A similar trend can be observed in crude oil. Thanks largely to improved extraction technologies, the global supply has grown so much that it has caused prices to collapse and triggered a renaissance of gas-guzzling SUVs.
Low energy prices should provide a natural opportunity to reform energy policies, at least in theory. Developing nations could pare back the subsidies they pay to make fuel cheaper for consumers. And industrialized nations should systematically invest the billions saved by consumers through cheap fuel into renewable energies. Unfortunately, though, that kind of farsightedness goes beyond the constraints of the current everyday political reality in which many governments are trapped.
That backdrop is the reason that proponents of degrowth like Naomi Klein consider the idea of green growth to be an illusion, indeed self-deception. But it’s a view that Ottmar Edenhofer doesn’t share.

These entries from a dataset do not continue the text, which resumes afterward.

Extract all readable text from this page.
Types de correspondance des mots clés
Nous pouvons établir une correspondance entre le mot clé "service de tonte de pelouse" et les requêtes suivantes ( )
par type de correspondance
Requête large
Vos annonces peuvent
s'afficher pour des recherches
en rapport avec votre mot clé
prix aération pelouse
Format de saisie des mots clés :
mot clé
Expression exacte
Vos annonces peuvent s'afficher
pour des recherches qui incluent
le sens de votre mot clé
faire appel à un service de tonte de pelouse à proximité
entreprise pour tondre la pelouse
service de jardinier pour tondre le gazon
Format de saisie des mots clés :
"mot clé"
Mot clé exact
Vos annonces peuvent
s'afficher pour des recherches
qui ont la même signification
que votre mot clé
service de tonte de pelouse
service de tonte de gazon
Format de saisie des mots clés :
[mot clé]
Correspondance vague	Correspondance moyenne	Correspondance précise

The researcher says there’s a “fallacy” in that thinking.
Although he’s surrounded by physical evidence of the fossil past, it’s the transition to renewable energies that dominates the thinking here. Edenhofer says he firmly believes that growth can be managed in ways that are not in conflict with the environment. For that to happen, it is essential that an important criterion be fulfilled: “We have to put the right price on CO2.”
As societies, we haven’t succeeded in doing that so far. The European Union has had emissions trading for 10 years now, but the system has never functioned as intended.
The idea is nevertheless a fascinating one. The EU places an upper limit on pollution rights, with just over 2 billion certificates allocated in 2014. Around 11,000 companies participate in emissions trading, purchasing the certificates and trading them amongst each other, thus setting a price for each ton of CO2 emitted.
Additionally, the emissions trading system doesn’t even cover half of the greenhouse gases that are being emitted. It excludes the transportation, real estate and agriculture sectors. All efforts to change the system are met with stiff resistance. Edenhofer argues that if the price of CO2 were considerably higher, there would be greater incentive to invest in low-carbon technologies. “The problem is not that we’re short on fossil energy sources,” he says, “it’s that there’s not enough storage space in the atmosphere. We need to apply a price to this scarcity. That’s the whole point.”
Of course, it would also be possible to reduce emissions by restricting growth the way Naomi Klein proposes. Edenhofer says it would be conceivable, but costly. Assuming a 1 percent reduction in both economic output and CO2 emissions in an environment of global gross domestic product of $70 trillion and emissions of 33 gigatons, he calculates it would cost $2,100 to cut a ton of CO2.
The climate economist argues that Earth’s fate hinges largely on whether countries can agree to an appropriate price for CO2. Of course, the world is far from reaching any agreement, particularly given that Europe is comparatively more environmentally conscientious than other areas of the world and it still hasn’t come up with a working model.
The wealthiest countries will have to bring a lot of money to the table. In 2010, they held out the prospect of spending $100 billion a year starting in 2020, with just under one-third of that money coming from governments.
No real solution has been found at any of the other climate summits over the past 23 years. What if that happens again this time?